The canebrake pitcher plant has a stalk that can measure up to two feet long and is topped with five beautiful, fragrant maroon flowers that bloom in April and May.
6. Menges’ Fameflower
Menges’ fameflower is a remarkable plant that you can find along the sandstone outcroppings and glades of Little River Canyon National Preserve.
It grows in the shallow pockets of the sandstone where there is only a very thin layer of soil. The fameflower grows to about 15 inches tall, and from April through October it blooms with a five-petal flower that’s pink or purple. But, if you want to see the flower, you have to be there at the right time, as it only blooms for two to four hours in the afternoon, usually around 2 pm.
7. Alabama Leather Flower
A close relative of the buttercup, the rare Alabama leather flower grows only in the northeastern part of the state in a few counties—Blount, Calhoun, Cherokee, Etowah, Jefferson, and St. Clair.
The leather flower has a clump of upright stems that measure one foot long and grow from the ground around March. At the top of the stems, thick, leathery petals encase flowers that bloom in April and May and resemble fanciful purple bells.
The best place to view the flower is along damp but sunny open areas of the Coosa River Valley. Try searching along Dry Creek in St. Clair County and at the Nature Conservancy’s Gulf Creek Canyon Preserve.
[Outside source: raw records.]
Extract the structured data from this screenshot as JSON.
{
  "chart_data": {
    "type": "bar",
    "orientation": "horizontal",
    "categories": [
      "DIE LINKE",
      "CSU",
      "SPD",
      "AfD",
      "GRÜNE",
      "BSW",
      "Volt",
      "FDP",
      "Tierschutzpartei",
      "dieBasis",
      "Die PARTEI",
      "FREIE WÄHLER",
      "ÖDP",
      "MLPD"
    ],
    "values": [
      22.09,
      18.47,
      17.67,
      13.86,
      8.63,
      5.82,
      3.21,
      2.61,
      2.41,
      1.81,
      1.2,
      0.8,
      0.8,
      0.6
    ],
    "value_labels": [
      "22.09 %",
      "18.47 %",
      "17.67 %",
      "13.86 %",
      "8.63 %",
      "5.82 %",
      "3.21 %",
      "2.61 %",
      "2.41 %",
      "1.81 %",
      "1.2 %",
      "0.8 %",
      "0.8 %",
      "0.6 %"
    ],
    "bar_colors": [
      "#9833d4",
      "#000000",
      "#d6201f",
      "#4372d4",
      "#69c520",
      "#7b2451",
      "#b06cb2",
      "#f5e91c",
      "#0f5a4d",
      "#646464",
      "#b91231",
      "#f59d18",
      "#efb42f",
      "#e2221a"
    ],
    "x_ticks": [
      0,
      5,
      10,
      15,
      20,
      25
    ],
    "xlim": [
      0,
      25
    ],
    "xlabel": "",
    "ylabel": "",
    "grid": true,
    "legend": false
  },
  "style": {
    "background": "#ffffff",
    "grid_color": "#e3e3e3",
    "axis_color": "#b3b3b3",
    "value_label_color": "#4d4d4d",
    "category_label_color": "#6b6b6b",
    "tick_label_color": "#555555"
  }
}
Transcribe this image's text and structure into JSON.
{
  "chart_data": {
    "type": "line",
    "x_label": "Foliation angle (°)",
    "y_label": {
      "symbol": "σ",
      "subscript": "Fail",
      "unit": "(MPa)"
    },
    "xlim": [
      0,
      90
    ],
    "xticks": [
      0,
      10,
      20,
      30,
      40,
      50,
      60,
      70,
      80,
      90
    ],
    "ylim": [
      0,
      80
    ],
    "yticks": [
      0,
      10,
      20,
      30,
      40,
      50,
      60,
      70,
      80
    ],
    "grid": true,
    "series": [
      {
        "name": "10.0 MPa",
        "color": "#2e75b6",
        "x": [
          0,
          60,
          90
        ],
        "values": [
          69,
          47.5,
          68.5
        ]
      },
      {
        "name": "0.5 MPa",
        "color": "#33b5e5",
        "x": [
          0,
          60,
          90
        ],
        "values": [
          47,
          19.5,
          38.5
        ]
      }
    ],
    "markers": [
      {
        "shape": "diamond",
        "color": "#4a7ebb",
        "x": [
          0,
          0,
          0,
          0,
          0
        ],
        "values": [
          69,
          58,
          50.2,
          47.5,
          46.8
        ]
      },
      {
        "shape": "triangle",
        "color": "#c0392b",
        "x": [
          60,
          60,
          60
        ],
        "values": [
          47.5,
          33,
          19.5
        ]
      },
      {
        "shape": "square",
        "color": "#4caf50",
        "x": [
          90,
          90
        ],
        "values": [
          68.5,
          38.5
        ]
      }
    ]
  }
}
8. Morefield’s Leather Flower
The Morefield’s leather flower, another close relative to the buttercup, grows at the Land Trust of North Alabama’s Keel Mountain Preserve.
Morefield’s leather flower is a vine plant that can stretch out some 16 feet. The large purple flower has a thick, hairy texture that’s shaped like an urn, and it can grow to be as long as 1.5 inches.